In his closing prayer, Rev. Sunday prayed that Polk County would attain great prosperity, that the farmers would have good crops, business men would make money, the orange trees would be heavy laden with fruit, and that the cattle would bring twin calves! Hundreds made a profession of faith that day. In Fort Meade the newspaper later reported that Rev Sunday had a great admirer named C. W. Mills. It happened that the next evening after the sermon, Mill’s jersey heifer gave birth to twin calves!
No less a feat occurred in Tampa. At Tampa’s Plant Field, two days prior to the revival service in Bartow, Billy Sunday, former professional baseball player, threw out the first pitch of a Boston Red Sox- New York Giants game. Playing for Boston was George H. “Babe” Ruth who smacked a 587 foot home run setting a baseball record. It was the “Bambino’s” longest hit and the homerun ball was presented to Sunday.

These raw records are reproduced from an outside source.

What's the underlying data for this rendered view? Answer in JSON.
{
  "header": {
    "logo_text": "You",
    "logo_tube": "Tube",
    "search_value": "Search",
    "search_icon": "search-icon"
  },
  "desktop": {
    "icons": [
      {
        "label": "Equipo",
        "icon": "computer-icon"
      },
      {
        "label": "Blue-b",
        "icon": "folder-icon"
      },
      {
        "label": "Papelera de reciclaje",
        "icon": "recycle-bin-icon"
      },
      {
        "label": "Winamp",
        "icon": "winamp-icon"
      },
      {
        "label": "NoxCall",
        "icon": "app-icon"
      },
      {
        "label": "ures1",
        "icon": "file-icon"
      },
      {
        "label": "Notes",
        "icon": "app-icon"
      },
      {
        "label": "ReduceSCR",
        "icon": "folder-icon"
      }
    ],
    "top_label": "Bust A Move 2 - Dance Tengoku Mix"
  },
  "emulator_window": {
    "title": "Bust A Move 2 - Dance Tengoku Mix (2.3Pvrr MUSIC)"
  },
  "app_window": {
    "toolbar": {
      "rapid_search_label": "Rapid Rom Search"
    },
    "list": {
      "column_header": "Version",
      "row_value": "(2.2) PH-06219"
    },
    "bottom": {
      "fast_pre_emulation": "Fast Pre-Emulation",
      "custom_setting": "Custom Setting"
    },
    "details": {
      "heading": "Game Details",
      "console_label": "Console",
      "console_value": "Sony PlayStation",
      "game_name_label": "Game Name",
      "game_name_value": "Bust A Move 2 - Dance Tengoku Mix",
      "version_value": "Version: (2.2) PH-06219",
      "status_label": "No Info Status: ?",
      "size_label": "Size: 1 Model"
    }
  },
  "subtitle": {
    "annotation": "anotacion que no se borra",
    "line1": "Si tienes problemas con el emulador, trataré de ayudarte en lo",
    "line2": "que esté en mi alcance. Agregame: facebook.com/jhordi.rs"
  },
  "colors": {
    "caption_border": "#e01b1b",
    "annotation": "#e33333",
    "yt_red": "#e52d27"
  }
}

It is estimated that over a hundred million persons heard Rev. Sunday speak during the many years of his ministry, and that more than a million made a profession of faith in Christ Jesus as a result of his preaching. He was the first minister to employ radio for national evangelization and is credited with coining the term, “broadcasting” still used by radio and television. He reflected that preaching over the airwaves to spread the Word of the Lord was not unlike the parable in the New Testament of the sower broadcasting seed on various types of soil.
Years later during a revival campaign in Charlotte, North Carolina a young boy sat among a throng of Tabernacle worshippers and his heart was stirred. The youth’s name was Billy Graham. Rev. Billy Graham would preach at Bartow’s Peace River Park, Easter Sunrise Service, 1961 as a part of the county’s centennial celebration.
The message is the same: God, family, country, clean living, redemption, and civic responsibility. Rev Sunday died on November 6, 1935 at the age of seventy five.
The next time you pass Summerlin Hill, the present north playground of Bartow Elementary Academy imagine 8,000 men, women, boys, and girls singing hymns and hearing the good news of Christ, April 6, 1919, one hundred and one years ago…. Oh, what a Sunday!